The session was moderated by University of Ottawa law professor François Larocque, who billed it as a chance to get to know Justice Martin and not an opportunity to comment on specific legal cases. Justice Martin will fill the vacancy created by the retirement of Chief Justice Beverley McLachlin on Dec. 15. Her nomination will keep the court at five men and four women.
Justice Martin, who frequently made the crowd laugh with quips about everything from her career to her hair, was quizzed for more than two hours by MPs and Senators from all parties, including the Bloc and Green Party's Elizabeth May, who seemed impressed with her qualifications. The room was also filled with young law students, who lined up in the rain to get a seat to watch.
Justice Martin said her approach to writing legal decisions is to respond fairly to arguments that parties have made.
"I do consider the other side," she said.
Many in the legal and Indigenous communities expressed disappointment last week that Prime Minister Justin Trudeau didn't choose an Indigenous judge to sit on the country's top court. But Justice Minister Jody Wilson-Raybould told reporters that Justice Martin, who, since June, 2016, served as a judge of the Courts of Appeal of Alberta, the Northwest Territories and Nunavut, will serve the country well.
"She brings diversity from living in various places across our great nation, working in the North, working directly with Indigenous peoples throughout her career," said Ms.
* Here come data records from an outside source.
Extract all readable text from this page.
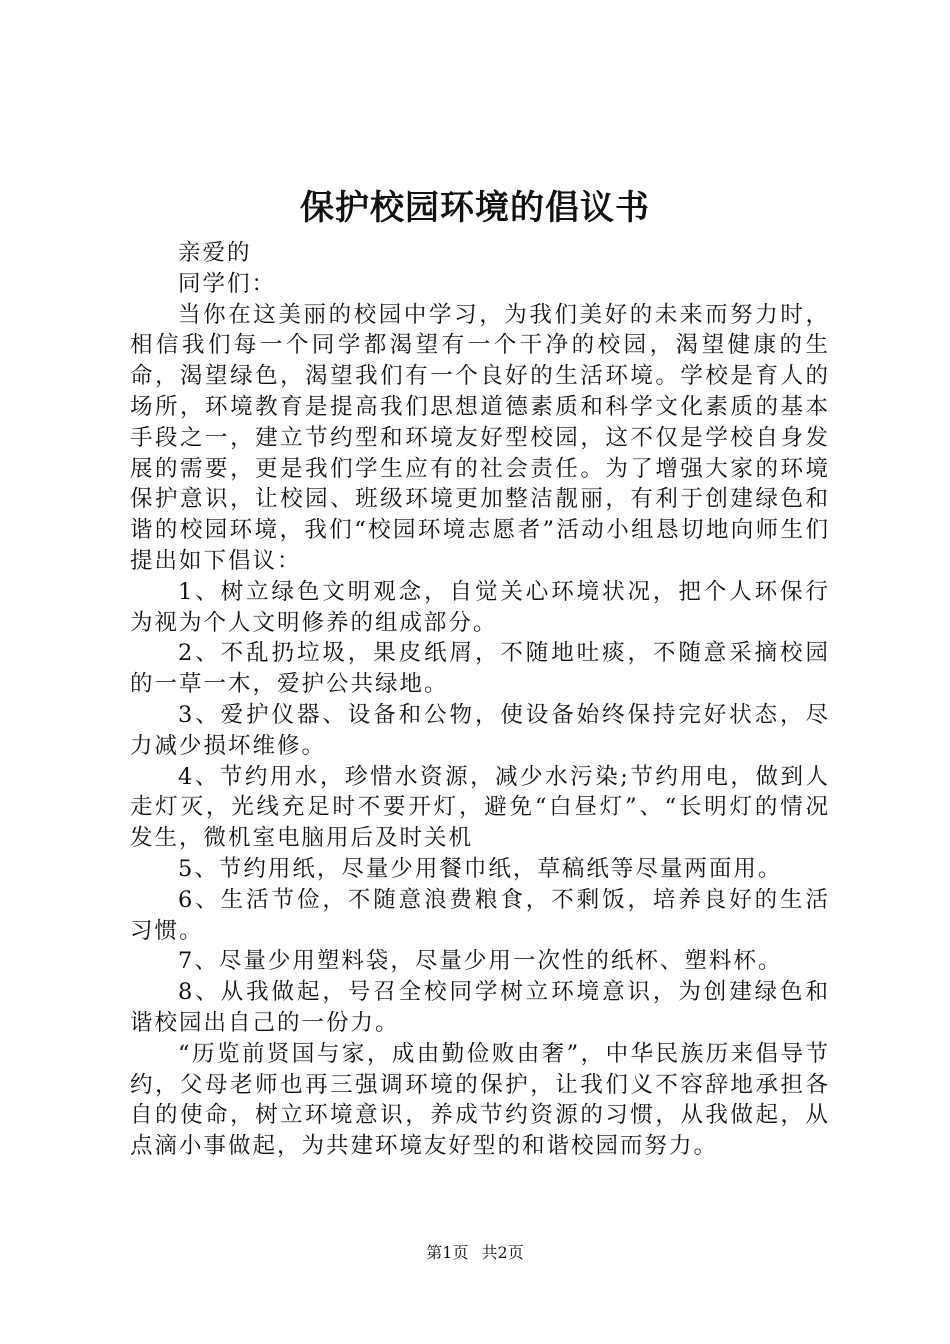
保护校园环境的倡议书

亲爱的

同学们：

当你在这美丽的校园中学习，为我们美好的未来而努力时，相信我们每一个同学都渴望有一个干净的校园，渴望健康的生命，渴望绿色，渴望我们有一个良好的生活环境。学校是育人的场所，环境教育是提高我们思想道德素质和科学文化素质的基本手段之一，建立节约型和环境友好型校园，这不仅是学校自身发展的需要，更是我们学生应有的社会责任。为了增强大家的环境保护意识，让校园、班级环境更加整洁靓丽，有利于创建绿色和谐的校园环境，我们“校园环境志愿者”活动小组恳切地向师生们提出如下倡议：

1、树立绿色文明观念，自觉关心环境状况，把个人环保行为视为个人文明修养的组成部分。

2、不乱扔垃圾，果皮纸屑，不随地吐痰，不随意采摘校园的一草一木，爱护公共绿地。

3、爱护仪器、设备和公物，使设备始终保持完好状态，尽力减少损坏维修。

4、节约用水，珍惜水资源，减少水污染;节约用电，做到人走灯灭，光线充足时不要开灯，避免“白昼灯”、“长明灯的情况发生，微机室电脑用后及时关机

5、节约用纸，尽量少用餐巾纸，草稿纸等尽量两面用。

6、生活节俭，不随意浪费粮食，不剩饭，培养良好的生活习惯。

7、尽量少用塑料袋，尽量少用一次性的纸杯、塑料杯。

8、从我做起，号召全校同学树立环境意识，为创建绿色和谐校园出自己的一份力。

“历览前贤国与家，成由勤俭败由奢”，中华民族历来倡导节约，父母老师也再三强调环境的保护，让我们义不容辞地承担各自的使命，树立环境意识，养成节约资源的习惯，从我做起，从点滴小事做起，为共建环境友好型的和谐校园而努力。

第1页 共2页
Wilson-Raybould, who called it an "incredible appointment."
Justice Martin said her experience working alongside former Assembly of First Nations chief Phil Fontaine on the Indian residential school settlement and hearing the stories of abuse left her moved and shaken.
"This experience reinforced in me how everyone has a pressing, ongoing and personal responsibility to learn about the lives of others and how that is a special obligation for those who sit in positions of trust, power and authority," she said.
Justice Martin also referenced the Supreme Court's Ipeelee decision of March, 2012, which said that sentencing judges must take into account the historical experience of Indigenous offenders.
In addition to her work on the bench, Justice Martin spoke about her upbringing in an English family in Montreal. "It gives me a very full sensibility about minority language rights," she said. Justice Martin spoke frequently in French throughout the session.
She also said that while her French is "not perfect," she understands all the nuances. Living in Alberta, she said she watched TV, listened to radio and read in French.
Justice Martin was also part of a team of lawyers who sought compensation for Mr. Milgaard, who was wrongfully convicted in 1970 of the rape and murder of Saskatchewan nursing aide Gail Miller a year earlier.
"Investigation and judging requires constant vigilance, an open mind, caution, care and profound humility," she said. "Through David, I also learned about moral courage, resilience and the power of the human heart to forgive."
Her late husband, lawyer Hersh Wolch, was also known for his tireless advocacy on behalf of wrongfully convicted Canadians, including Mr. Milgaard. Mr. Wolch died of a heart attack in July at the age of 77. The two had seven children, combined, from previous relationships.
Her large family, she said, is "proof I can multitask, resolve conflict and have zero chance of a swollen head."